# Does Ariens do sales



## schemmy (Aug 8, 2019)

Getting close to winter and looking at an Ariens deluxe 24. Does Ariens usually run any sales prior to the winter rush? Last year noticed one store offered instore credit but wondered if Ariens offered any preseason sale in the past. thanks


----------



## uberT (Dec 29, 2013)

Sometimes during the Fall season they do promotional stuff like warranty extension 'if purchased prior to a certain date'.


If you are looking for a discounted price, that typically appears in the Spring when dealers are trying to get rid of unwanted inventory. Even then, discounting is minor on the Ariens product


Don't hold your breath for a big price reduction, Schemmy. Welcome aboard!


----------



## schemmy (Aug 8, 2019)

Thanks for the reply uber T. Would take the warranty extension will keep an eye out for awhile to see if they offer.


----------



## WVguy (Nov 24, 2018)

I'd have to second what uberT wrote, I don't remember ever seeing Ariens discounted, best I've seen is a deal on extended warranty.


----------



## GoBlowSnow (Sep 4, 2015)

Ariens only makes them. retailers sell them. So, it is up to the retailers/resellers on what deals you might be able to find. There generally are not any "factory" sales with snowblowers like you see with autos.


----------



## nafterclifen (Oct 14, 2015)

GoBlowSnow said:


> Ariens only makes them. retailers sell them. So, it is up to the retailers/resellers on what deals you might be able to find. There generally are not any "factory" sales with snowblowers like you see with autos.


Your post implies that if a discount is being offered that it's coming out of the retailers/resellers pockets. While I would agree in regards to a discount or sale, manufacturer rebates are funded by the manufacturer and they do exist. I don't remember if one was ever offered by Ariens for their snowblowers but I know that they offered rebates for other equipment.

PROOF - https://www.ariens.com/en-us/company/blog/ariens-april-promotions-and-rebates


----------



## IowaNick (Sep 12, 2019)

GoBlowSnow said:


> Ariens only makes them. retailers sell them. So, it is up to the retailers/resellers on what deals you might be able to find.


Not entirely true, nowadays retailers usually (pretty much always) have MAP pricing agreements in place with their OEMs. So they are free to charge _more_ for an item, but not less than the minimum advertised retail.

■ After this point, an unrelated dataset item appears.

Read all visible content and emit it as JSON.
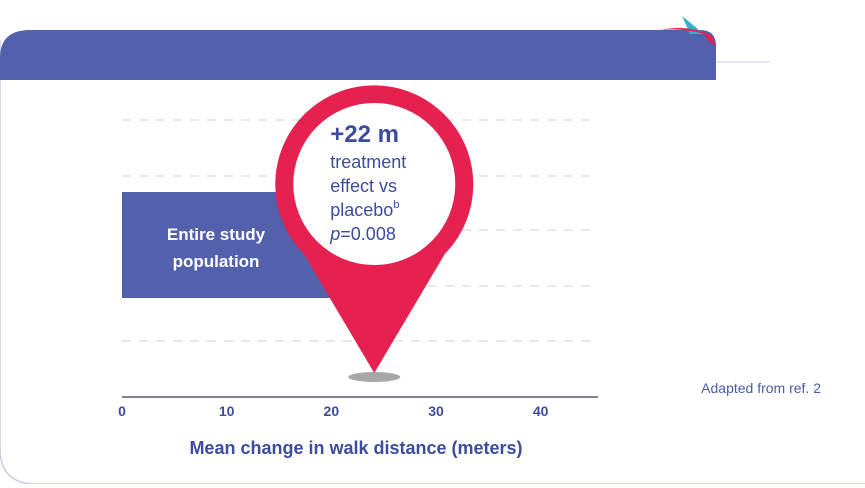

You can thank internet cutthroaters for that. I work for an RV equipment manufacturer and we finally had to go to MAP pricing because of all the fast Eddies selling our hitches on Amazon for 15-20% less than our dealers. And then when it shows up in a damaged, unbranded box or is missing parts customers call us whining and complaining wanting warranty service.

We politely tell them, "We'd be glad to get started on a warranty claim for you, go ahead and contact your dealer and they will help you out."

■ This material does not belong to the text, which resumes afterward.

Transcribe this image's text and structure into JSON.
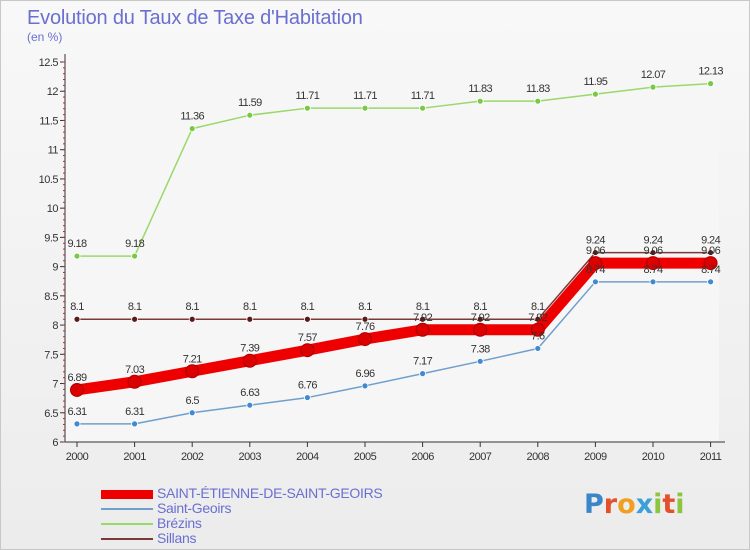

"*crickets* Ummm, I didn't buy it from a dealer..."

"I'm sorry sir, our warranty is only valid when our equipment is purchased from and installed by one of our dealers."

Dealers can get around it sometimes by giving an under the table discount (non-advertised so not really a sale price), but once MAP pricing is in place all dealers are on the same playing field so they have zero incentive to do it.


----------



## IowaNick (Sep 12, 2019)

nafterclifen said:


> Your post implies that if a discount is being offered that it's coming out of the retailers/resellers pockets. While I would agree in regards to a discount or sale, manufacturer rebates are funded by the manufacturer and they do exist. I don't remember if one was ever offered by Ariens for their snowblowers but I know that they offered rebates for other equipment.
> 
> PROOF - https://www.ariens.com/en-us/company/blog/ariens-april-promotions-and-rebates


99.9% of the time, factory rebates are used for one of two purposes.

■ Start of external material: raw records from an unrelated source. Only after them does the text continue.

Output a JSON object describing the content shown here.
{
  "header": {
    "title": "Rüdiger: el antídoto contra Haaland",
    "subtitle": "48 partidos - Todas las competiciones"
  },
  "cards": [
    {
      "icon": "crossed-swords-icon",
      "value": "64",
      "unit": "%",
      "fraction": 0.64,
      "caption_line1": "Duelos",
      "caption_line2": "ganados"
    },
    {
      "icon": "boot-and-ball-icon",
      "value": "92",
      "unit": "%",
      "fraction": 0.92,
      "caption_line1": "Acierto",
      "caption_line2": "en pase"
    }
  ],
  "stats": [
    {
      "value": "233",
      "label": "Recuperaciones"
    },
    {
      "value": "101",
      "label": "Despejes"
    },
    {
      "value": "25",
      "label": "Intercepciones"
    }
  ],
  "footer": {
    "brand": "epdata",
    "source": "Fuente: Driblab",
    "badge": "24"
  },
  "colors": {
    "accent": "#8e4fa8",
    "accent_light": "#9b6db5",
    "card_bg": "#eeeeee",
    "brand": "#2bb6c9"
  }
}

1) To move old inventory before the next model year

2) To close out poor-selling models.

Ariens has no trouble moving it's snowblowers, especially the ones people want, so there's almost no chance you're going to see a snowblower rebate unless a certain model turns out to be a lemon.


----------



## enigma-2 (Feb 11, 2014)

Could go to Ariens website and sign up for their factory promotions.

https://www.ariens.com/en-us/promotions

Also monitor the ads from Lowe's or Home Depot. May offer a carrot or two. (Also Snowblowers Direct website.)


----------



## IowaNick (Sep 12, 2019)

enigma-2 said:


> Could go to Ariens website and sign up for their factory promotions.
> 
> https://www.ariens.com/en-us/promotions
> 
> Also monitor the ads from Lowe's or Home Depot. May offer a carrot or two. (Also Snowblowers Direct website.)


SBD is offering a 2% discount to use their E-Check payment method, that's about $30 on a Platinum 24 SHO.

Also giving a WeatherTech floor mat which is also about $30.


----------



## grayhairedfreak (Oct 15, 2018)

This past spring, one of the dealers in my area discounted their Deluxe 28s $100 or so when they were down to just 1-2 left in stock. But in general yes, the price is the price.


----------



## lnh (Mar 17, 2019)

Here in Massachusetts they have a sales tax free weekend in August on most things less than $2500. This year, the Ariens dealers offered a free 2 year extended warranty that weekend. So MAP was as listed, but total cost was less (6.25% tax + $99 extended warranty).


----------